The crate is published as gaze-pii because the bare gaze name is in transfer; the import path stays use gaze::... because [lib].name = "gaze" is preserved.

• Minimal example and the API surface table: crates/gaze/README.md (also rendered on crates.io/crates/gaze-pii).
• Full walk-through with structured documents, tenant-specific recognizers, and policy TOML: docs/getting-started.md.

Publishing

The workspace publishes via the publish-crates.yml GitHub Actions workflow using crates.io trusted-publisher OIDC auth; it does not need a long-lived CARGO_REGISTRY_TOKEN secret.

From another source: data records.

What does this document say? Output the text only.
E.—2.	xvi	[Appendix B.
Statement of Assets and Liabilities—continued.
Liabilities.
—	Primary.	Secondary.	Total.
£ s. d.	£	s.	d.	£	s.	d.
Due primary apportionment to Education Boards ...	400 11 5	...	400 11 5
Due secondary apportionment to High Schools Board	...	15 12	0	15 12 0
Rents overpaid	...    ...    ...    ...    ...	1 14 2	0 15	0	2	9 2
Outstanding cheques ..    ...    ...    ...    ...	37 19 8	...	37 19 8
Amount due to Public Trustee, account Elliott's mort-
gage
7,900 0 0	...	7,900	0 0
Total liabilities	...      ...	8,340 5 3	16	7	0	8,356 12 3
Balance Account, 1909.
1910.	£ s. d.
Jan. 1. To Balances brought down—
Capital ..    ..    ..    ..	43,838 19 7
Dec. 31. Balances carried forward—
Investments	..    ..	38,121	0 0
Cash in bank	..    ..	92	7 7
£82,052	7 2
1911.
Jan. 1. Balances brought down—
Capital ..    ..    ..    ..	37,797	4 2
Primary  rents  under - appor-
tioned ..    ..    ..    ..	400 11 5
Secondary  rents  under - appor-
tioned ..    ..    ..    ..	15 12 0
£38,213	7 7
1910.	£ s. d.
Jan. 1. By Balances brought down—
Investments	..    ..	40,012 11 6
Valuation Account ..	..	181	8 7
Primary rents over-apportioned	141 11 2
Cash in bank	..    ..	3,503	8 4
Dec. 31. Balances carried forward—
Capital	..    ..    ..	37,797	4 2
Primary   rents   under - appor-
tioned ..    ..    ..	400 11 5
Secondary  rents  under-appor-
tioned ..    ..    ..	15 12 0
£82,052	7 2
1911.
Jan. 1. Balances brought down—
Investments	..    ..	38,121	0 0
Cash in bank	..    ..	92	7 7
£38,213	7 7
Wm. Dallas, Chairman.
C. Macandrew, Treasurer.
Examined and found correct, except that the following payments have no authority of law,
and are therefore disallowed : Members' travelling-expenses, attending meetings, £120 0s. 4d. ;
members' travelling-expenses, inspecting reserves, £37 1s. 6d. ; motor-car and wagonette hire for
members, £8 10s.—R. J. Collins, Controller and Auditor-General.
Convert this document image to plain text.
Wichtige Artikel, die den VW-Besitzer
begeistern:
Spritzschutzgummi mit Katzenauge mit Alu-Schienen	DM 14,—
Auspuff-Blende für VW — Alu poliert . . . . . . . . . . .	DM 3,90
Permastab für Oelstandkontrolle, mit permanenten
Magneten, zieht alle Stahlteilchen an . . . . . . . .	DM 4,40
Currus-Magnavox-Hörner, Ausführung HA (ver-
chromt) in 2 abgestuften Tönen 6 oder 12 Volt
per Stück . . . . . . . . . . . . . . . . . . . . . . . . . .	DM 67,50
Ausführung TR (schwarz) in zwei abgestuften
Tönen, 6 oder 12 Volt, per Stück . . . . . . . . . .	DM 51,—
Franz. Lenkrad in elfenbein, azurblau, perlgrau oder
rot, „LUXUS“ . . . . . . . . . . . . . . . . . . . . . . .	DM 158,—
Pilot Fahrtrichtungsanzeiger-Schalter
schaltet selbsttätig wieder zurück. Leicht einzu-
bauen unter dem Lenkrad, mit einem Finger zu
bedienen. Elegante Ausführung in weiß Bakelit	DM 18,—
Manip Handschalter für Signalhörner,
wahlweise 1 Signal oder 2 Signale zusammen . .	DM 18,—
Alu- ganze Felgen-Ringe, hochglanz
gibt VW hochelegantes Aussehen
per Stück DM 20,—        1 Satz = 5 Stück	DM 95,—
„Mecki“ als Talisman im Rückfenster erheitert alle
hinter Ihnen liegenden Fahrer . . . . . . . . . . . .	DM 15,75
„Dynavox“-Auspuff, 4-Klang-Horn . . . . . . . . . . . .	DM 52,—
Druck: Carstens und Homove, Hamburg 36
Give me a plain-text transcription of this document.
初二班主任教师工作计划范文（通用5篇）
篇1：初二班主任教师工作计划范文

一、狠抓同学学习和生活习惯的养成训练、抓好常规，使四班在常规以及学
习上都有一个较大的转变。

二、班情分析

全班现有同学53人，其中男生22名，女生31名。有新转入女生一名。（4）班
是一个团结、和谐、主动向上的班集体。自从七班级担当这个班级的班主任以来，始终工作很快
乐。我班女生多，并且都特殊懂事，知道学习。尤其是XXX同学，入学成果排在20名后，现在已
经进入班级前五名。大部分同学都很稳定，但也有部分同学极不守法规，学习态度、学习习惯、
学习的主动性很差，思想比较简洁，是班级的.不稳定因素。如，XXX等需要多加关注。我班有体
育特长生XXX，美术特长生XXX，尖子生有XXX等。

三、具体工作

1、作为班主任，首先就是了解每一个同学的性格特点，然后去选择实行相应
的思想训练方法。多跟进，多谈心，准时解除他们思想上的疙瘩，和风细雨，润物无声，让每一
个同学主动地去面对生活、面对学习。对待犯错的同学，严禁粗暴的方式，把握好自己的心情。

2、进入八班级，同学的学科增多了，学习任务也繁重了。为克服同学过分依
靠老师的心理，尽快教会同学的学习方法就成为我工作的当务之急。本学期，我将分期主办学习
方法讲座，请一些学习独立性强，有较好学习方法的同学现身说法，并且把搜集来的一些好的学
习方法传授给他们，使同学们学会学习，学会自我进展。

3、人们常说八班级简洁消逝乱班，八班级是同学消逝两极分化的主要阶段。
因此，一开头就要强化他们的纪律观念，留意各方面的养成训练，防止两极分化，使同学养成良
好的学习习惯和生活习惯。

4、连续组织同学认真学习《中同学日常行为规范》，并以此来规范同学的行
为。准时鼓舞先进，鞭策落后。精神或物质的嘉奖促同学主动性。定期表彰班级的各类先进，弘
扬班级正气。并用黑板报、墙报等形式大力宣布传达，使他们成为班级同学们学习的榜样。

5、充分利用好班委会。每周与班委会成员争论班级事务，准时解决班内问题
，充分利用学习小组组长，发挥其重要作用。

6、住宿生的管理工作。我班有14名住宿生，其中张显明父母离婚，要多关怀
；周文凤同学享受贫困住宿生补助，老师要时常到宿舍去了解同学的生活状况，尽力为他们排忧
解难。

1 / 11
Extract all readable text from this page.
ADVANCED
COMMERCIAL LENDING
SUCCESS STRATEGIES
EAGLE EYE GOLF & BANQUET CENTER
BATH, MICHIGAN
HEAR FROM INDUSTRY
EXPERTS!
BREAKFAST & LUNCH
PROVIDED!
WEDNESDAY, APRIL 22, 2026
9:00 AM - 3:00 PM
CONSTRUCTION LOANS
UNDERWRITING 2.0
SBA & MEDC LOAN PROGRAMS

• Tag push (git tag v<version> && git push --tags) runs a real publish on every workspace crate in topological order.
• Manual dispatch with dry_run=true packages each crate without publishing, useful for catching metadata or dependency issues before a release tag.

Contributing

See CONTRIBUTING.md. Repository gates (xtask + Dylint) enforce the contracts in docs/architecture/. Run them locally before pushing:

cargo fmt --all -- --check
cargo clippy --workspace --all-features --all-targets -- -D warnings
cargo test --workspace --all-features
cargo run -p xtask -- ci-feature-matrix

Available on crates.io

The Gaze workspace publishes 8 crates. All current versions point at this repository as their canonical source.

Crate	Purpose
gaze-pii	Umbrella runtime — pipeline, sessions, policy, manifest. The crate adopters typically depend on.
gaze-types	Shared value contracts; serde-only, no ML/SQL deps.
gaze-recognizers	Detection backends (regex / dictionary / NER) and bundled rulepacks.
gaze-audit	Passive SQLite audit sink, isolated from core.
gaze-assembly	Policy-to-pipeline builder shared by CLI-style adopters.
gaze-cli	Command-line gaze clean / gaze restore binary.
gaze-mcp-core	MCP chokepoint runtime — Tool / ToolCtx / PiiEnvelope dispatch.
gaze-mcp-rmcp	rmcp transport adapter for gaze-mcp-core.

cargo add gaze-pii

License

Dual-licensed under either of Apache-2.0 or MIT, at your option.